Mas o que pouca gente sabe é que o cidadão paga impostos (como o IPTU) para que o poder público faça o desentupimento das galerias da rede pluvial, a construção de piscinões e a limpeza de bueiros e bocas-de-lobo. Logo, o cidadão tem direito a receber uma indenização pelos prejuízos causados pelas chuvas, pois os prejuízos, na maioria das vezes, ocorreram por negligência das autoridades constituídas.

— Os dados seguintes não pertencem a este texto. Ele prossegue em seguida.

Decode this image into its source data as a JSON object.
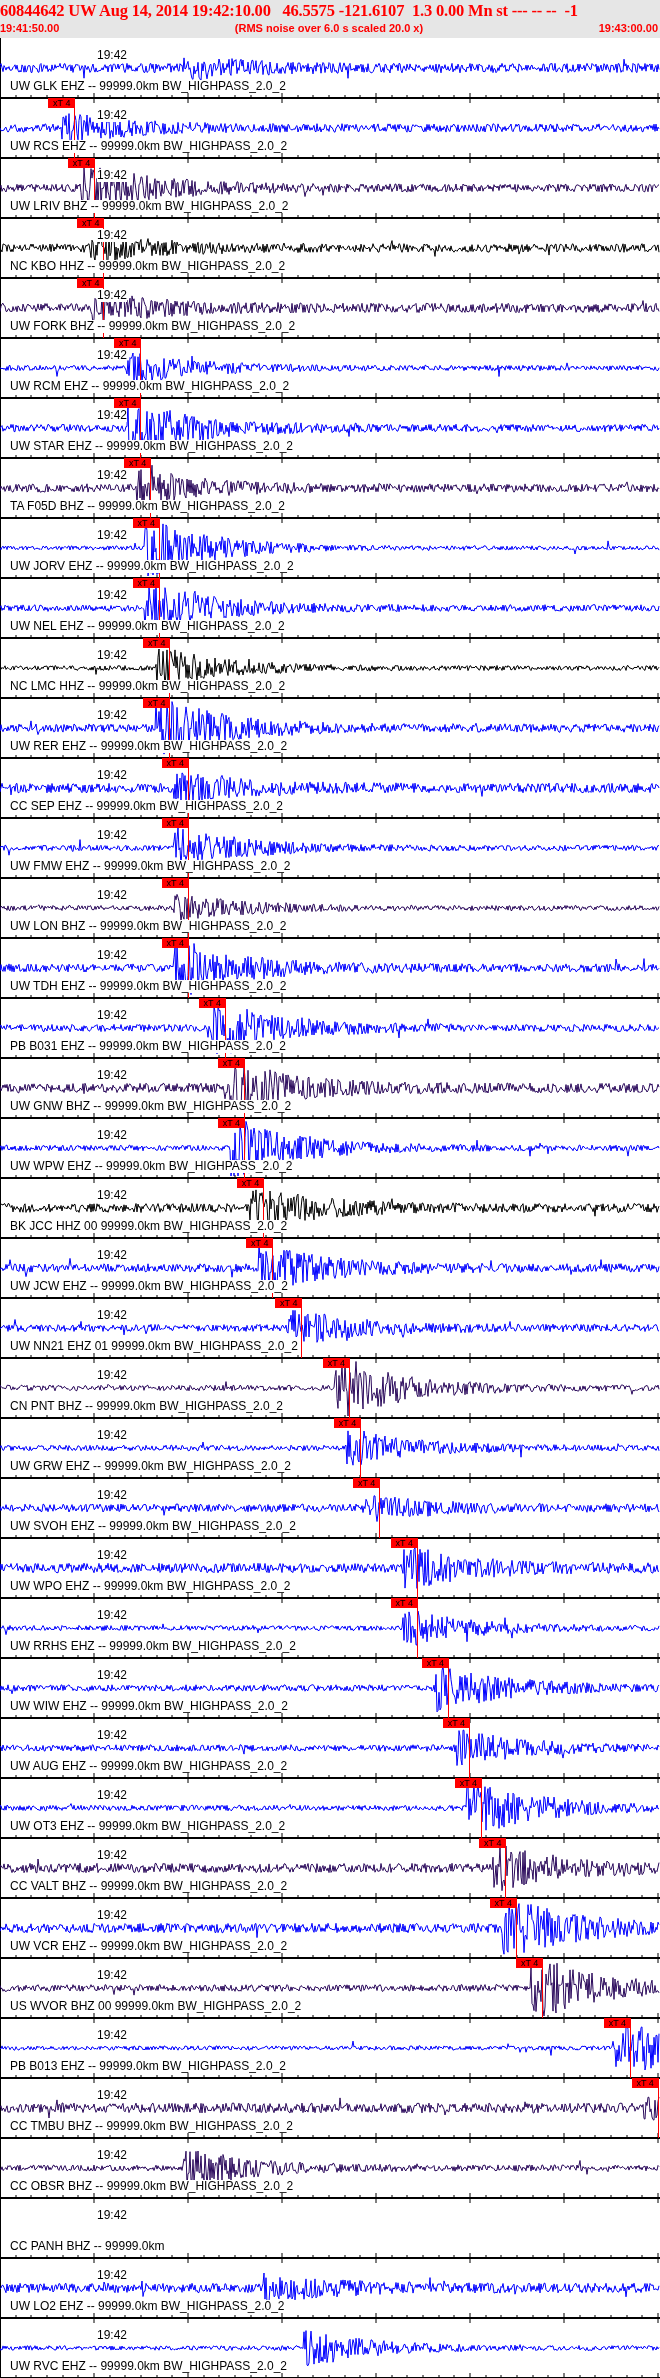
{
  "header": {
    "event_line": "60844642 UW Aug 14, 2014 19:42:10.00   46.5575 -121.6107  1.3 0.00 Mn st --- -- --  -1",
    "start_time": "19:41:50.00",
    "note": "(RMS noise over 6.0 s scaled 20.0 x)",
    "end_time": "19:43:00.00"
  },
  "traces": [
    {
      "kind": "waveform",
      "label": "UW GLK EHZ -- 99999.0km BW_HIGHPASS_2.0_2",
      "time_label": "19:42",
      "color": "#0000ff"
    },
    {
      "kind": "waveform",
      "label": "UW RCS EHZ -- 99999.0km BW_HIGHPASS_2.0_2",
      "time_label": "19:42",
      "color": "#0000ff",
      "pick": {
        "label": "xT 4",
        "level": 0.114
      }
    },
    {
      "kind": "waveform",
      "label": "UW LRIV BHZ -- 99999.0km BW_HIGHPASS_2.0_2",
      "time_label": "19:42",
      "color": "#2b0a5c",
      "pick": {
        "label": "xT 4",
        "level": 0.144
      }
    },
    {
      "kind": "waveform",
      "label": "NC KBO HHZ -- 99999.0km BW_HIGHPASS_2.0_2",
      "time_label": "19:42",
      "color": "#000000",
      "pick": {
        "label": "xT 4",
        "level": 0.158
      }
    },
    {
      "kind": "waveform",
      "label": "UW FORK BHZ -- 99999.0km BW_HIGHPASS_2.0_2",
      "time_label": "19:42",
      "color": "#2b0a5c",
      "pick": {
        "label": "xT 4",
        "level": 0.158
      }
    },
    {
      "kind": "waveform",
      "label": "UW RCM EHZ -- 99999.0km BW_HIGHPASS_2.0_2",
      "time_label": "19:42",
      "color": "#0000ff",
      "pick": {
        "label": "xT 4",
        "level": 0.214
      }
    },
    {
      "kind": "waveform",
      "label": "UW STAR EHZ -- 99999.0km BW_HIGHPASS_2.0_2",
      "time_label": "19:42",
      "color": "#0000ff",
      "pick": {
        "label": "xT 4",
        "level": 0.214
      }
    },
    {
      "kind": "waveform",
      "label": "TA F05D BHZ -- 99999.0km BW_HIGHPASS_2.0_2",
      "time_label": "19:42",
      "color": "#2b0a5c",
      "pick": {
        "label": "xT 4",
        "level": 0.229
      }
    },
    {
      "kind": "waveform",
      "label": "UW JORV EHZ -- 99999.0km BW_HIGHPASS_2.0_2",
      "time_label": "19:42",
      "color": "#0000ff",
      "pick": {
        "label": "xT 4",
        "level": 0.242
      }
    },
    {
      "kind": "waveform",
      "label": "UW NEL EHZ -- 99999.0km BW_HIGHPASS_2.0_2",
      "time_label": "19:42",
      "color": "#0000ff",
      "pick": {
        "label": "xT 4",
        "level": 0.242
      }
    },
    {
      "kind": "waveform",
      "label": "NC LMC HHZ -- 99999.0km BW_HIGHPASS_2.0_2",
      "time_label": "19:42",
      "color": "#000000",
      "pick": {
        "label": "xT 4",
        "level": 0.258
      }
    },
    {
      "kind": "waveform",
      "label": "UW RER EHZ -- 99999.0km BW_HIGHPASS_2.0_2",
      "time_label": "19:42",
      "color": "#0000ff",
      "pick": {
        "label": "xT 4",
        "level": 0.258
      }
    },
    {
      "kind": "waveform",
      "label": "CC SEP EHZ -- 99999.0km BW_HIGHPASS_2.0_2",
      "time_label": "19:42",
      "color": "#0000ff",
      "pick": {
        "label": "xT 4",
        "level": 0.286
      }
    },
    {
      "kind": "waveform",
      "label": "UW FMW EHZ -- 99999.0km BW_HIGHPASS_2.0_2",
      "time_label": "19:42",
      "color": "#0000ff",
      "pick": {
        "label": "xT 4",
        "level": 0.286
      }
    },
    {
      "kind": "waveform",
      "label": "UW LON BHZ -- 99999.0km BW_HIGHPASS_2.0_2",
      "time_label": "19:42",
      "color": "#2b0a5c",
      "pick": {
        "label": "xT 4",
        "level": 0.286
      }
    },
    {
      "kind": "waveform",
      "label": "UW TDH EHZ -- 99999.0km BW_HIGHPASS_2.0_2",
      "time_label": "19:42",
      "color": "#0000ff",
      "pick": {
        "label": "xT 4",
        "level": 0.286
      }
    },
    {
      "kind": "waveform",
      "label": "PB B031 EHZ -- 99999.0km BW_HIGHPASS_2.0_2",
      "time_label": "19:42",
      "color": "#0000ff",
      "pick": {
        "label": "xT 4",
        "level": 0.342
      }
    },
    {
      "kind": "waveform",
      "label": "UW GNW BHZ -- 99999.0km BW_HIGHPASS_2.0_2",
      "time_label": "19:42",
      "color": "#2b0a5c",
      "pick": {
        "label": "xT 4",
        "level": 0.371
      }
    },
    {
      "kind": "waveform",
      "label": "UW WPW EHZ -- 99999.0km BW_HIGHPASS_2.0_2",
      "time_label": "19:42",
      "color": "#0000ff",
      "pick": {
        "label": "xT 4",
        "level": 0.371
      }
    },
    {
      "kind": "waveform",
      "label": "BK JCC HHZ 00 99999.0km BW_HIGHPASS_2.0_2",
      "time_label": "19:42",
      "color": "#000000",
      "pick": {
        "label": "xT 4",
        "level": 0.4
      }
    },
    {
      "kind": "waveform",
      "label": "UW JCW EHZ -- 99999.0km BW_HIGHPASS_2.0_2",
      "time_label": "19:42",
      "color": "#0000ff",
      "pick": {
        "label": "xT 4",
        "level": 0.414
      }
    },
    {
      "kind": "waveform",
      "label": "UW NN21 EHZ 01 99999.0km BW_HIGHPASS_2.0_2",
      "time_label": "19:42",
      "color": "#0000ff",
      "pick": {
        "label": "xT 4",
        "level": 0.458
      }
    },
    {
      "kind": "waveform",
      "label": "CN PNT BHZ -- 99999.0km BW_HIGHPASS_2.0_2",
      "time_label": "19:42",
      "color": "#2b0a5c",
      "pick": {
        "label": "xT 4",
        "level": 0.53
      }
    },
    {
      "kind": "waveform",
      "label": "UW GRW EHZ -- 99999.0km BW_HIGHPASS_2.0_2",
      "time_label": "19:42",
      "color": "#0000ff",
      "pick": {
        "label": "xT 4",
        "level": 0.547
      }
    },
    {
      "kind": "waveform",
      "label": "UW SVOH EHZ -- 99999.0km BW_HIGHPASS_2.0_2",
      "time_label": "19:42",
      "color": "#0000ff",
      "pick": {
        "label": "xT 4",
        "level": 0.576
      }
    },
    {
      "kind": "waveform",
      "label": "UW WPO EHZ -- 99999.0km BW_HIGHPASS_2.0_2",
      "time_label": "19:42",
      "color": "#0000ff",
      "pick": {
        "label": "xT 4",
        "level": 0.633
      }
    },
    {
      "kind": "waveform",
      "label": "UW RRHS EHZ -- 99999.0km BW_HIGHPASS_2.0_2",
      "time_label": "19:42",
      "color": "#0000ff",
      "pick": {
        "label": "xT 4",
        "level": 0.633
      }
    },
    {
      "kind": "waveform",
      "label": "UW WIW EHZ -- 99999.0km BW_HIGHPASS_2.0_2",
      "time_label": "19:42",
      "color": "#0000ff",
      "pick": {
        "label": "xT 4",
        "level": 0.68
      }
    },
    {
      "kind": "waveform",
      "label": "UW AUG EHZ -- 99999.0km BW_HIGHPASS_2.0_2",
      "time_label": "19:42",
      "color": "#0000ff",
      "pick": {
        "label": "xT 4",
        "level": 0.712
      }
    },
    {
      "kind": "waveform",
      "label": "UW OT3 EHZ -- 99999.0km BW_HIGHPASS_2.0_2",
      "time_label": "19:42",
      "color": "#0000ff",
      "pick": {
        "label": "xT 4",
        "level": 0.73
      }
    },
    {
      "kind": "waveform",
      "label": "CC VALT BHZ -- 99999.0km BW_HIGHPASS_2.0_2",
      "time_label": "19:42",
      "color": "#2b0a5c",
      "pick": {
        "label": "xT 4",
        "level": 0.767
      }
    },
    {
      "kind": "waveform",
      "label": "UW VCR EHZ -- 99999.0km BW_HIGHPASS_2.0_2",
      "time_label": "19:42",
      "color": "#0000ff",
      "pick": {
        "label": "xT 4",
        "level": 0.783
      }
    },
    {
      "kind": "waveform",
      "label": "US WVOR BHZ 00 99999.0km BW_HIGHPASS_2.0_2",
      "time_label": "19:42",
      "color": "#2b0a5c",
      "pick": {
        "label": "xT 4",
        "level": 0.823
      }
    },
    {
      "kind": "waveform",
      "label": "PB B013 EHZ -- 99999.0km BW_HIGHPASS_2.0_2",
      "time_label": "19:42",
      "color": "#0000ff",
      "pick": {
        "label": "xT 4",
        "level": 0.956
      }
    },
    {
      "kind": "waveform",
      "label": "CC TMBU BHZ -- 99999.0km BW_HIGHPASS_2.0_2",
      "time_label": "19:42",
      "color": "#2b0a5c",
      "pick": {
        "label": "xT 4",
        "level": 0.998
      }
    },
    {
      "kind": "waveform",
      "label": "CC OBSR BHZ -- 99999.0km BW_HIGHPASS_2.0_2",
      "time_label": "19:42",
      "color": "#2b0a5c"
    },
    {
      "kind": "empty",
      "label": "CC PANH BHZ -- 99999.0km",
      "time_label": "19:42"
    },
    {
      "kind": "waveform",
      "label": "UW LO2 EHZ -- 99999.0km BW_HIGHPASS_2.0_2",
      "time_label": "19:42",
      "color": "#0000ff"
    },
    {
      "kind": "waveform",
      "label": "UW RVC EHZ -- 99999.0km BW_HIGHPASS_2.0_2",
      "time_label": "19:42",
      "color": "#0000ff"
    }
  ]
}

Vide como exemplo o Córrego de Pirajussara, que todos os anos alaga e causa prejuízo aos moradores da região. Se ficar comprovado que a prefeitura não fez o desentupimento de bueiros e bocas-de-lobo, há o dever de reparar.

Decidi criar, então, o MANUAL DO ALAGADO, baseado nos artigos 3º e 22 do Código de Defesa do Consumidor e no artigo 37 da Constituição da República (que prevê a eficiência dos serviços públicos), para orientar e instruir aqueles que tiveram prejuízo com enchentes.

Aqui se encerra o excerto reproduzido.